Beim ersten gemeinsamen Obermeistertag der Baugewerbeverbände Westfalen und Nordrhein im ostwestfälischen Rietberg standen Zukunftsthemen im Vordergrund: Die Digitalisierung in den Betrieben, die Nachwuchsprobleme und die Notwendigkeit, die Ausbildungsinhalte an die aktuelle Berufspraxis anzupassen. Darüber hinaus wollen die Obermeister das nordrhein-westfälische Baugewerbe gegenüber der Politik noch stärker vertreten. (Fotos: Bauverbände NRW)
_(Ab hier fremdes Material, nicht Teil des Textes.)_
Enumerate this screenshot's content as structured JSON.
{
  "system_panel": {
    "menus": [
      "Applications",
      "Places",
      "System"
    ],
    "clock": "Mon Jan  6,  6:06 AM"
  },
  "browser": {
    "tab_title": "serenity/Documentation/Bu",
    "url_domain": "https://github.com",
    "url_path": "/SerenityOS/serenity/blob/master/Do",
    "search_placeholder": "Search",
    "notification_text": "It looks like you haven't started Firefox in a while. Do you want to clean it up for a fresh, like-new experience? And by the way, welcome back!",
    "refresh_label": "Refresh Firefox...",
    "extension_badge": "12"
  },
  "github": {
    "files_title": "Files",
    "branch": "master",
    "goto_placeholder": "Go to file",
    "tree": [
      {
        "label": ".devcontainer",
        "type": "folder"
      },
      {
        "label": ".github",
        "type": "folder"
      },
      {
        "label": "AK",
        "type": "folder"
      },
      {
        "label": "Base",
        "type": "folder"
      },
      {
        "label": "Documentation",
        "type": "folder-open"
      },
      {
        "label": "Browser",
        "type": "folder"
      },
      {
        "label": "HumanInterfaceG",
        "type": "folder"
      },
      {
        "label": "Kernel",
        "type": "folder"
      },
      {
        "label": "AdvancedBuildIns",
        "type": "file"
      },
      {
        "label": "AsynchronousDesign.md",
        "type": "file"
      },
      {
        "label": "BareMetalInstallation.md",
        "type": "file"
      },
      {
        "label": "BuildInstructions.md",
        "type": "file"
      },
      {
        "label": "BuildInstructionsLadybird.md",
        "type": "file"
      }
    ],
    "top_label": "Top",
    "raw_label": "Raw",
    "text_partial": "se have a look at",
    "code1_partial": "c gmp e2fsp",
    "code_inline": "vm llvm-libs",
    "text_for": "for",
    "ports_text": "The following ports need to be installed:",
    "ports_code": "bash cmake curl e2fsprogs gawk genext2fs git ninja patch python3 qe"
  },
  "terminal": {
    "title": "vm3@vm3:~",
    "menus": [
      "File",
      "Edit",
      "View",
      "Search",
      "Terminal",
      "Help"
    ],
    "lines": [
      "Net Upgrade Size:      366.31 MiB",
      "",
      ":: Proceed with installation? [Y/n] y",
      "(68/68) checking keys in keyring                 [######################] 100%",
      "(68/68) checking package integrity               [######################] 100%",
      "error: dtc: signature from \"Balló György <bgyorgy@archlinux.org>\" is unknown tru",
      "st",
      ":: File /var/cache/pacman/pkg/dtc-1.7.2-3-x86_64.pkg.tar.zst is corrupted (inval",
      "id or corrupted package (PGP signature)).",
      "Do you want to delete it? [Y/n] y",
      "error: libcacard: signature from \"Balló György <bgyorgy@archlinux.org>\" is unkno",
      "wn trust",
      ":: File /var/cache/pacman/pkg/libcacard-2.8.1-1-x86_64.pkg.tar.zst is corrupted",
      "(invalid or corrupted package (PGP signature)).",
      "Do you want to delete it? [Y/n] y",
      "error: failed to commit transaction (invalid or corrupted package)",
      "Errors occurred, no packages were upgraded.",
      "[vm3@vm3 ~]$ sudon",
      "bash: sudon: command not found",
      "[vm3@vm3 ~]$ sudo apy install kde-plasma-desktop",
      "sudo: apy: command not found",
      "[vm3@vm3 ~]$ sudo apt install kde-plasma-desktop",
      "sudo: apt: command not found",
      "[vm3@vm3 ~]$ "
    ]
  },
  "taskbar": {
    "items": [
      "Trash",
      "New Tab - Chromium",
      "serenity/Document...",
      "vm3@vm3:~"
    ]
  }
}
„Der Obermeistertag ist immer etwas Besonderes gewesen. Das wollen wir gerne auch so mit den Obermeistern aus dem Rheinland fortführen“, sagte Karlgünter Eggersmann, der Präsident des westfälischen Verbands, der die Innungsvertreter zusammen mit Rüdiger Otto, seinem Kollegen aus dem Rheinland begrüßte. Anschließend diskutierten die Obermeister über die genannten Themen. Die wichtigsten und drängendsten sollen nun von den Innungen benannt werden und dann möglichst schnell mit Unterstützung der Verbandsexperten vertieft werden.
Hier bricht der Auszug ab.